When is an innovation not an innovation? If by innovation you mean the evolution of something new, a feature not present before, then it would be stretching it to call the trait described by Blount et al. in “Genomic analysis of a key innovation in an experimental Escherichia coli population” an innovation.
Dr. Richard Lenski’s lab has been conducting a long-term experiment in bacterial evolution, growing E. coli under starvation conditions for 50,000 generations and following the changes that occur. Most of the changes reported so far have involved streamlining the genome, deleting genes no longer needed under such limiting conditions, or reducing protein expression. For a review of the kinds of changes observed, go here.
A few years ago, though, they published a paper describing the evolution of a “new” function in E. coli: the ability to use citrate as a carbon source for growth. Citrate had always been present in their minimal medium, but it was inaccessible to E. coli under normal lab growth conditions. After about 30,000 generations, though, the bacteria evolved the ability to take up and use the abundant citrate in the medium, thus allowing them to grow and reproduce faster. This announcement was splashed across headlines as evidence for the power of evolution to produce new adaptive traits.
But how significant was this innovation? In his paper in Quarterly Review of Biology, Dr. Michael Behe pointed out that E. coli was already capable of using citrate for anaerobic growth (when no oxygen was available). He postulated that a change in gene regulation could turn on citrate transport and permit growth on citrate under aerobic conditions.
After an enormous amount of work, having sequenced the genomes of many clones along the lineages that led to the ability to use citrate, as well as lineages that never did, and testing the phenotypes of identified mutations, Blount et al. have now reported that Behe was largely right. The key innovation was a shift in regulation of the citrate operon, caused by a rearrangement that brought it close to a new promoter. See Figure 2 from Blount et al.
The new trait additionally required one or two pre-adaptive steps that could not be definitively identified, perhaps because of variable or weak phenotypic effects, perhaps because of epistatic interactions. Once in place though, those mutations enabled the next step, a duplication of the citrate operon that moved it next to another promoter, enabling the aerobic transport of citrate and its metabolism.
The total number of mutations postulated for this adaptation is two or three, within the limits proposed for complex adaptations by Axe (2010) and Behe in Edge of Evolution. Because the enabling pre-adaptive mutations could not be identified, though, we don’t know whether this was one mutation, a simple step-wise series of adaptive mutations, or a complex adaptation requiring one or two pre-adaptations before the big event.

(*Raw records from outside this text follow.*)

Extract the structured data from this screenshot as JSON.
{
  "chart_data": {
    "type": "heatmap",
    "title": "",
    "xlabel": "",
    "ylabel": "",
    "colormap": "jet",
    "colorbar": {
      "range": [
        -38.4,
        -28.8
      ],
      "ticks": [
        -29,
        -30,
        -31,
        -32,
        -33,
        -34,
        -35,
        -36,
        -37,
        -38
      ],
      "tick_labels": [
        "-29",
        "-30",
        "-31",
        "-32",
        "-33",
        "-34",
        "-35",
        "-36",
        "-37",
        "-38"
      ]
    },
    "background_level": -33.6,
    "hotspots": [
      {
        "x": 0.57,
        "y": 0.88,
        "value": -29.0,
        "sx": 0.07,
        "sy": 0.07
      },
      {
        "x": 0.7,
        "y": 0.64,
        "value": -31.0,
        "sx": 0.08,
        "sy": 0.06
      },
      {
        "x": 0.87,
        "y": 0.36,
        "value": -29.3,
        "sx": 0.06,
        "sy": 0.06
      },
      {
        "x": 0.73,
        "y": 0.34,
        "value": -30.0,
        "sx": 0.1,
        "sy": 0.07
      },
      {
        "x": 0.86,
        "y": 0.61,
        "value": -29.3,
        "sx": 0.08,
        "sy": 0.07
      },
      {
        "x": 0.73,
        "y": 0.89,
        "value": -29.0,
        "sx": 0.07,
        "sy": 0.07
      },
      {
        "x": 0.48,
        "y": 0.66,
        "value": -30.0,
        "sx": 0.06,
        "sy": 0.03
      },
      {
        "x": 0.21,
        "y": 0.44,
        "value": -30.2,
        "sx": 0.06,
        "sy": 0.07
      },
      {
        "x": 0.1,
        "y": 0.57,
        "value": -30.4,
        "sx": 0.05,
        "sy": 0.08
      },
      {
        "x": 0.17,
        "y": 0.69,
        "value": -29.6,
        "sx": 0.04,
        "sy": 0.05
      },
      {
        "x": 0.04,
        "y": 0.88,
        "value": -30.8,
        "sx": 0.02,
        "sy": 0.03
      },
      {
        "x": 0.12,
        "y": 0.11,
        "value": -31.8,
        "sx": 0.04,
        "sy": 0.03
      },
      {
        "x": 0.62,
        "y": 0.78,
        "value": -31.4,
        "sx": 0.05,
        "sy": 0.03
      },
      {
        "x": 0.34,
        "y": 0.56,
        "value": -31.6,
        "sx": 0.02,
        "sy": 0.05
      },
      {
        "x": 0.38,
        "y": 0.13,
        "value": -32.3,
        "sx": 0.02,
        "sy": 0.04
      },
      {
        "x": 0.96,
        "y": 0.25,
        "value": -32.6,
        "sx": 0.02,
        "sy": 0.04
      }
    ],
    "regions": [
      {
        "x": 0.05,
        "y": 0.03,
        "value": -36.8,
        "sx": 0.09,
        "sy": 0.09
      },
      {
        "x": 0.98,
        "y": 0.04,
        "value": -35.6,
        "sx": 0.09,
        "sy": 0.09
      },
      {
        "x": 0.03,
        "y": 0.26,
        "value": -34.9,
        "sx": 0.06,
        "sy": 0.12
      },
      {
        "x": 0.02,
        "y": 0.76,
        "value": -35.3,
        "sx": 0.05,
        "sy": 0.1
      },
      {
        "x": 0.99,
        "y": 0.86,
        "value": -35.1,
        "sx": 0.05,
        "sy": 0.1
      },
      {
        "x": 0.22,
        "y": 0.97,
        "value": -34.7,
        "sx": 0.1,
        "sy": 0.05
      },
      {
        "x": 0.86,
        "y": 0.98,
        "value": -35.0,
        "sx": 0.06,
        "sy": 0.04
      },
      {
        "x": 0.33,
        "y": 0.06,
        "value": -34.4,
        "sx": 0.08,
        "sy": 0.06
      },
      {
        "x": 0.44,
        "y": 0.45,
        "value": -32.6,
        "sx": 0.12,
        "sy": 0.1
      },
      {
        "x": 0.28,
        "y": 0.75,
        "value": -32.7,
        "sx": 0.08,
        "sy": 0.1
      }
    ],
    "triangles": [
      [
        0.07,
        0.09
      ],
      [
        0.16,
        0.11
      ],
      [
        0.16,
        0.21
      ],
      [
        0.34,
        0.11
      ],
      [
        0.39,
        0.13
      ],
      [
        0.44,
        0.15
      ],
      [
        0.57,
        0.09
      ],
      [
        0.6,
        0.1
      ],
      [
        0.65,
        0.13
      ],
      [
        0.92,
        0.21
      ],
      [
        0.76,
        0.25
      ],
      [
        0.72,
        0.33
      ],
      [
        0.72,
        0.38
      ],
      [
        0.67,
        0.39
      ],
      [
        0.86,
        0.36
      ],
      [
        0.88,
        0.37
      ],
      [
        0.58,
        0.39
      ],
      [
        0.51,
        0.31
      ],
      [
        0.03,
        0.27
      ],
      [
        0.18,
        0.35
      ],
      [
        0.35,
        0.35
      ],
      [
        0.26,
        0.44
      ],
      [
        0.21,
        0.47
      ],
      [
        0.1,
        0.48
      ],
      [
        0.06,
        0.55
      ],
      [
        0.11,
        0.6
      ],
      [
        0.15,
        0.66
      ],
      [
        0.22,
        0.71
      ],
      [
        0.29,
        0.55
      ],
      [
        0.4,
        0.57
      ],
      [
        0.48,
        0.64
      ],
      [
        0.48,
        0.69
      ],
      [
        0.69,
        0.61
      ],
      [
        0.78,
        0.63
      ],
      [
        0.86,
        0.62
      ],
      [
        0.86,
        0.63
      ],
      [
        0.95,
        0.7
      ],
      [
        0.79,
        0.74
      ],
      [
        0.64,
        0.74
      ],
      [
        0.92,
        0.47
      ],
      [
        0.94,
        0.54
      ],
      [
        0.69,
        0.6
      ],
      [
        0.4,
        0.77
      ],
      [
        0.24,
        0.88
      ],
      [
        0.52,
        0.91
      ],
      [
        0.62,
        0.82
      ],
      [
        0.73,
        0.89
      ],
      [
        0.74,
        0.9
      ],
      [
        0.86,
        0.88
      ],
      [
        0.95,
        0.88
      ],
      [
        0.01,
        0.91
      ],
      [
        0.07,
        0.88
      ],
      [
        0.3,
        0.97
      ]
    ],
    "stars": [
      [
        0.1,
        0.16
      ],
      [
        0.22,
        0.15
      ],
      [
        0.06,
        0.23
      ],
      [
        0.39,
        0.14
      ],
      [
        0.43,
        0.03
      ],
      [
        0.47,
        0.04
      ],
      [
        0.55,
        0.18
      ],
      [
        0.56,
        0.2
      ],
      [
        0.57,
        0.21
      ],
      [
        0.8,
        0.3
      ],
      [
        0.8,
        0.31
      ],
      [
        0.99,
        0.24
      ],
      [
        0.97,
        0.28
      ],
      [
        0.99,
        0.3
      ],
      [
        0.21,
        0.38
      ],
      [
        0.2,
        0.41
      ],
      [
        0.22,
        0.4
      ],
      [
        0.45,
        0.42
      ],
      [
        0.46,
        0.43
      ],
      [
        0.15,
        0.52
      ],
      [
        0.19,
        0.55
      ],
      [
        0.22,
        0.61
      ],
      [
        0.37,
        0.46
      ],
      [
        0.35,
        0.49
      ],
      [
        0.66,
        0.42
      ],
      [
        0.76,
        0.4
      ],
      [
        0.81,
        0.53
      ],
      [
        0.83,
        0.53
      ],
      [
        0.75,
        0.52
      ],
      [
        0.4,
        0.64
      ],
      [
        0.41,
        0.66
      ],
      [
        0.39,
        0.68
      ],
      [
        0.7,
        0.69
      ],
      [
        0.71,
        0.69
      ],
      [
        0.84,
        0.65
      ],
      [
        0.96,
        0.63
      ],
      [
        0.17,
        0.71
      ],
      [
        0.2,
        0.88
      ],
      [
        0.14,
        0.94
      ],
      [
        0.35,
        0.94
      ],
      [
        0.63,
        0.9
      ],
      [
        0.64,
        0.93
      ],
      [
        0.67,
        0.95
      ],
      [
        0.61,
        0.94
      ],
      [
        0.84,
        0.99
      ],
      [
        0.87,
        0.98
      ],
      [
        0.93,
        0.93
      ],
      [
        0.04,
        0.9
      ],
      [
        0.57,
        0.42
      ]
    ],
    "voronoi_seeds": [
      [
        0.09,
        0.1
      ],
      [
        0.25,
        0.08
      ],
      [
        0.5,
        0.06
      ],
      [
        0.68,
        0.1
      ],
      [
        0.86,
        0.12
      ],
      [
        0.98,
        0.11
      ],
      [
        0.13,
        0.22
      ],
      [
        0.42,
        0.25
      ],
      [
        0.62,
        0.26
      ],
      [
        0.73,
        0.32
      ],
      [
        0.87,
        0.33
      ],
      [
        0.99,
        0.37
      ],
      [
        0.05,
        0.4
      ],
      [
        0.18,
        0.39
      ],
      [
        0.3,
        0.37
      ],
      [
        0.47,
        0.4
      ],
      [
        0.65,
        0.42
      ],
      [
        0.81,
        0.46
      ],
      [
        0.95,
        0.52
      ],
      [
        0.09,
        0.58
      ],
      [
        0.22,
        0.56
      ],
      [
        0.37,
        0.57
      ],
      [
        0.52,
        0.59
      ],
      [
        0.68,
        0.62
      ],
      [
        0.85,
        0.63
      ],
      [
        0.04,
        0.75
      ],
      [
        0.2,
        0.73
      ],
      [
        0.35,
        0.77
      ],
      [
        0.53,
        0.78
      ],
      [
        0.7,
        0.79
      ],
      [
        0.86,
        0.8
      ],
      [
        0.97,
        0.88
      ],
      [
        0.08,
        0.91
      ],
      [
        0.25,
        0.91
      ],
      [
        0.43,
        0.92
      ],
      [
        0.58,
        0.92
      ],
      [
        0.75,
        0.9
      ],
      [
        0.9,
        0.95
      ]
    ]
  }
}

But does this adaptation constitute a genuine innovation? That depends on the definition of innovation you use. It certainly is an example of reusing existing information in a new context, thus producing a new niche for E. coli in lab cultures. But if the definition of innovation is something genuinely new, such as a new transport molecule or a new enzyme, then no, this adaptation falls short as an innovation. And no one should be surprised.